Cuando me cansé de estar esperando a que ocurriera algo, pero sin que nada ocurriera, me fui del cementerio. No sé cómo, pero me bastó pensar en mi casa para encontrarme allí. Allí eran todo caras largas. Mis hijos se quedaron esa noche en casa, como cuando estaban solteros. Acompañaron a mi ex4 y a su madre, le dieron conversación. Servando le dijo que no se preocupara, que se ocuparía él de todo el papeleo. Selene estuvo muy cariñosa con las dos viejecitas entrañables, grupo en el que ella misma empezaba a estar, también. Ella se jubilaría ese mismo año.

 Estuvieron casi toda la noche charlando de lo buen padre y marido, e incluso yerno, había sido yo. “Broncas aparte”, pensé.

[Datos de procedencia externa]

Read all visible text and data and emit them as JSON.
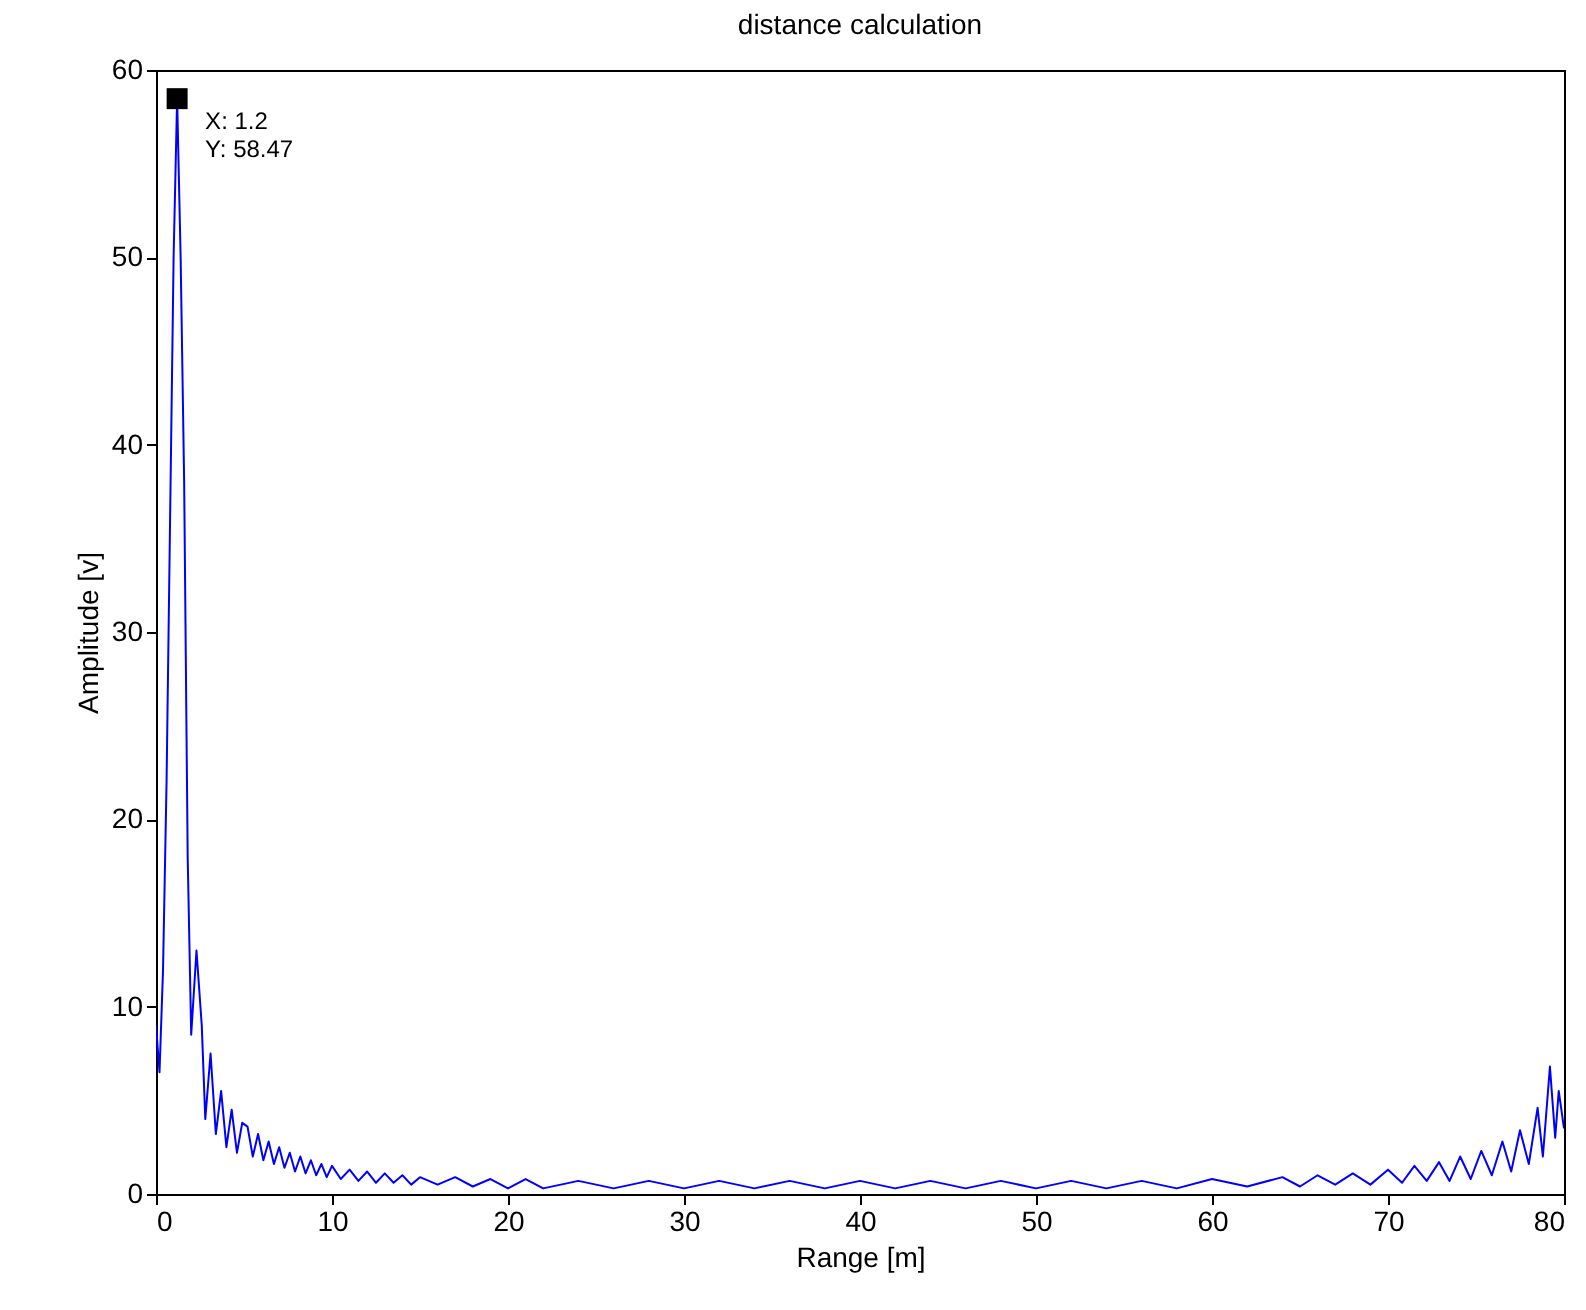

 Pero la vida sigue igual. Recordé la sabiduría de mi tío Prudencio, cuando viniendo de enterrar a su madre, me dijo frente a una cervecería: “Ángel, el muerto al hoyo, y el vivo al bollo. Anda, vamos a tomarnos una cerveza”.

 NOTAS.-

1Moverme sin ayuda de otras personas o máquinas.

 2Artículo 853.

 3Andando el tiempo me enteraría de que mis libros se habían leído más de lo que yo creía. Muchos de mis llorosos acompañantes habían sido fieles lectores de mis libros. Muchos incluso habían puesto a sus hijos los nombres de Ambrosio o Elsa, en memoria de los personajes de mi Ópera Prima, El amo de casa.

 4Bueno, tengo toda una eternidad para acostumbrarme a eso, pues era mi esposa hasta que la muerte nos separó. Pero sesenta y dos años años llamándola amada esposa son muchos para que ahora, a los dos días la llame ex.